Why pixels do not weight the same? (in bytes)

Question

My experiment (see image collage below):

1. I created an white 640x400 image in GIMP and exported as png. It weights 1409 bytes.
2. Then I added a black coloured line and exported as png. It weights 1694 bytes.
3. Then, I coloured that line red and exported as png. It weights 1754 bytes.
4. Starting from the white image in 1., I added a red square and exported as png. It weights 1426 bytes.
5. From 4., I duplicated the red square and put it somewhere else in the image.
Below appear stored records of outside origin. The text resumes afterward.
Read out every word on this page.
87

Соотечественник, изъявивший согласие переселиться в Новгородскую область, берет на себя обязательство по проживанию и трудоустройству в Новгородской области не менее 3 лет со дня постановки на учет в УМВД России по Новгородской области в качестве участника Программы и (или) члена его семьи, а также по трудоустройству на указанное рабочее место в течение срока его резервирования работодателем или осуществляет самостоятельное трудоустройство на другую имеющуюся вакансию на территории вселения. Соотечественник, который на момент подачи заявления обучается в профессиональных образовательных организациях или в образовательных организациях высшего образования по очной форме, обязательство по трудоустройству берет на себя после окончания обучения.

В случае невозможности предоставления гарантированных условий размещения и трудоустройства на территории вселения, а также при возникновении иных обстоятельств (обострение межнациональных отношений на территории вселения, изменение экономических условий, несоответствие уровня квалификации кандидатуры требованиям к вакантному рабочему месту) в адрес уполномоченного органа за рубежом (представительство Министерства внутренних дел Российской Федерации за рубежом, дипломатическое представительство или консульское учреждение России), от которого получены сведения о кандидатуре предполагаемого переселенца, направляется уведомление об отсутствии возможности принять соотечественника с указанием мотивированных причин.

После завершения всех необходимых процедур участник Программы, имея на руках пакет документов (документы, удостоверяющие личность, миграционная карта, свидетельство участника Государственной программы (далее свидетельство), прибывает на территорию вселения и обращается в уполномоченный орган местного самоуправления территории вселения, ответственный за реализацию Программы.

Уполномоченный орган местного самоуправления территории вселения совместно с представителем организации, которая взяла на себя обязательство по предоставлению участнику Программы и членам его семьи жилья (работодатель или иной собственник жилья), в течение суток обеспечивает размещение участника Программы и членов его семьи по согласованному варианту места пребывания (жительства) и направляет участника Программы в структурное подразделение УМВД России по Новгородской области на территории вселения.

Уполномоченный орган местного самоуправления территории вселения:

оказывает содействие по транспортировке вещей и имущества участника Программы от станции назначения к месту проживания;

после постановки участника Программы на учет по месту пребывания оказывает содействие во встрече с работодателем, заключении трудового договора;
I was expecting the png to weight 1426 + (1426-1409) = 1443. Instead, it weights 1729 bytes.
6. Finally, I moved that red square elsewhere, hoping the image to weight 1729 bytes, and instead, it weights 1741 bytes.

I am utterly puzzled. I was expecting pixels to weight the same. This is clearly not the case. Well, maybe colors have different byte structure (e.g. red uses more 1s and 0s than white), but at least a red pixel weights the same everywhere. Steps 4 and 5 confirm that is not the case either. And finally, step 6 indicates that position also matters! Insane!
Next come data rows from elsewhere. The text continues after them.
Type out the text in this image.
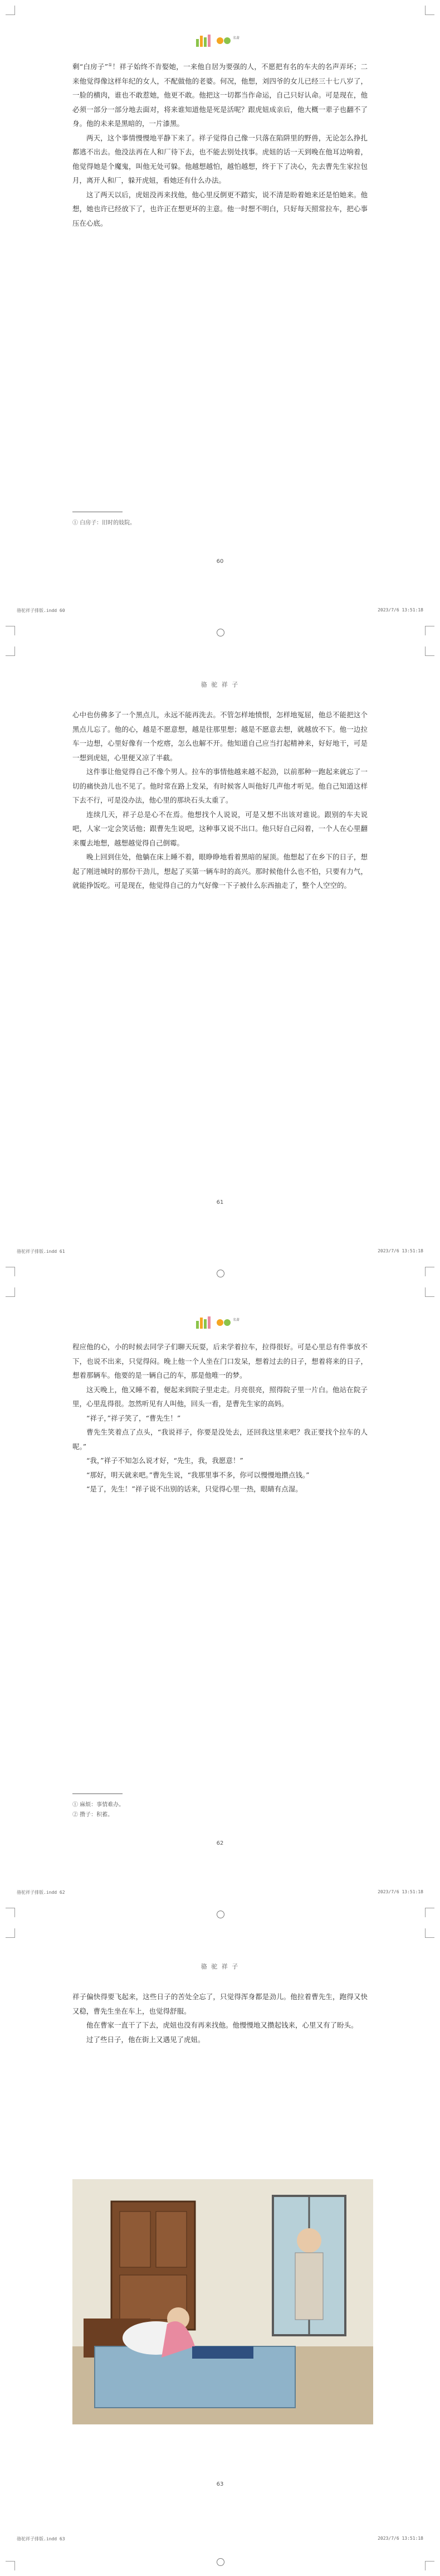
名著

剩“白房子”①！祥子始终不肯娶她，一来他自居为要强的人，不愿把有名的车夫的名声弄坏；二来他觉得像这样年纪的女人，不配做他的老婆。何况，他想，刘四爷的女儿已经三十七八岁了，一脸的横肉，谁也不敢惹她，他更不敢。他把这一切都当作命运，自己只好认命。可是现在，他必须一部分一部分地去面对，将来谁知道他是死是活呢？跟虎妞成亲后，他大概一辈子也翻不了身。他的未来是黑暗的，一片漆黑。

两天，这个事情慢慢地平静下来了。祥子觉得自己像一只落在陷阱里的野兽，无论怎么挣扎都逃不出去。他没法再在人和厂待下去，也不能去别处找事。虎妞的话一天到晚在他耳边响着，他觉得她是个魔鬼，叫他无处可躲。他越想越怕，越怕越想，终于下了决心，先去曹先生家拉包月，离开人和厂，躲开虎妞，看她还有什么办法。

这了两天以后，虎妞没再来找他，他心里反倒更不踏实，说不清是盼着她来还是怕她来。他想，她也许已经放下了，也许正在想更坏的主意。他一时想不明白，只好每天照常拉车，把心事压在心底。

① 白房子：旧时的妓院。
60
骆驼祥子排版.indd 60	2023/7/6 13:51:18
骆 驼 祥 子

心中也仿佛多了一个黑点儿，永远不能再洗去。不管怎样地愤恨，怎样地冤屈，他总不能把这个黑点儿忘了。他的心，越是不愿意想，越是往那里想；越是不愿意去想，就越放不下。他一边拉车一边想，心里好像有一个疙瘩，怎么也解不开。他知道自己应当打起精神来，好好地干，可是一想到虎妞，心里便又凉了半截。

这件事让他觉得自己不像个男人。拉车的事情他越来越不起劲，以前那种一跑起来就忘了一切的痛快劲儿也不见了。他时常在路上发呆，有时候客人叫他好几声他才听见。他自己知道这样下去不行，可是没办法，他心里的那块石头太重了。

连续几天，祥子总是心不在焉。他想找个人说说，可是又想不出该对谁说。跟别的车夫说吧，人家一定会笑话他；跟曹先生说吧，这种事又说不出口。他只好自己闷着，一个人在心里翻来覆去地想，越想越觉得自己倒霉。

晚上回到住处，他躺在床上睡不着，眼睁睁地看着黑暗的屋顶。他想起了在乡下的日子，想起了刚进城时的那份干劲儿，想起了买第一辆车时的高兴。那时候他什么也不怕，只要有力气，就能挣饭吃。可是现在，他觉得自己的力气好像一下子被什么东西抽走了，整个人空空的。

61
骆驼祥子排版.indd 61	2023/7/6 13:51:18
名著

程应他的心，小的时候去同学子们聊天玩耍，后来学着拉车，拉得很好。可是心里总有件事放不下，也说不出来，只觉得闷。晚上他一个人坐在门口发呆，想着过去的日子，想着将来的日子，想着那辆车。他要的是一辆自己的车，那是他唯一的梦。

这天晚上，他又睡不着，便起来到院子里走走。月亮很亮，照得院子里一片白。他站在院子里，心里乱得很。忽然听见有人叫他，回头一看，是曹先生家的高妈。

“祥子，”祥子笑了，“曹先生！”

曹先生笑着点了点头，“我说祥子，你要是没处去，还回我这里来吧？我正要找个拉车的人呢。”

“我，”祥子不知怎么说才好，“先生，我，我愿意！”

“那好，明天就来吧。”曹先生说，“我那里事不多，你可以慢慢地攒点钱。”

“是了，先生！”祥子说不出别的话来，只觉得心里一热，眼睛有点湿。

① 麻烦：事情难办。
② 攒子：积蓄。
62
骆驼祥子排版.indd 62	2023/7/6 13:51:18
骆 驼 祥 子

祥子偏快得要飞起来，这些日子的苦处全忘了，只觉得浑身都是劲儿。他拉着曹先生，跑得又快又稳，曹先生坐在车上，也觉得舒服。

他在曹家一直干了下去，虎妞也没有再来找他。他慢慢地又攒起钱来，心里又有了盼头。

过了些日子，他在街上又遇见了虎妞。

63
骆驼祥子排版.indd 63	2023/7/6 13:51:18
Can you please shed light on what is going on?

Answer 1

Compression efficiency

A naive bitmap encoding stores all the pixel values directly. However, since there almost always is some redundancy in the image data, compression can be applied to reduce the file size. For example, intuitively, "640x400 white pixels" is a sufficient description to exactly encode all the pixel values that takes only 20 bytes instead of 640x480x3 bytes.

One aspect of lossless compression is that some inputs will be more compressible than others (and, due to pigeonhole principle, many hypothetical inputs will be encoded to a larger file size than before - it's just that we don't expect to use such inputs in practice). This effect of different image features on compressibility is what you are observing in your experiments.

Answer 2

• White.. (all) pixels R255G255B255
• Black line... (x) pixels R255G255B255 and (x) pixels R0G0B0
• Red line... (x) pixels R255G255B255 and (x) pixels R255G0B0
• 1 Red Square .... (x) pixels R255G255B255 and (x*2) pixels R255G0B0
• 2 Red Squares .... (x) pixels R255G255B255 and (2 * x^2) pixels R255G0B0

You can see that with each iteration there is more data to store. Not a large amount more, but more nonetheless.

In other words, a pixel does not have a "set byte size" - all pixels are not the same byte size. The byte size changes based upon the data necessary to render that pixel. A pixel containing all one value for RGBA will be smaller than a pixel containing varied data for each color and/or alpha value.

This all boils down to what are referred to as Chunks in the PNG format and how bit reduction can be utilized in the compression scheme (DEFLATE).

You can read more about the PNG format and about DEFLATE, the compression scheme utilized in the PNG format, at Wikipedia.

Answer 3

The memory space needed for a pixel is the same, no matter what's its color or transparency level. Programmers have found ways to save space by letting their program to analyze patterns and instead of storing every pixel separately a found repeating rule how a pattern is constructed is saved. It really pays off, the available savings can be tens of percents and even more if some error is allowed like in JPG compression. Make a search for image compression methods.

Answer 4

File Formats

How pixels are stored depends on the file format. Most formats support some kind of compression which means that the amount of bytes used will depend on the complexity of the content of the image and not just on the mere number of pixels.

In a truly uncompressed format, each pixel will take the same amount. Try a standard *.bmp format to see that all your images have the same size.

The effect of compression as used by most formats has been explained in the other answers.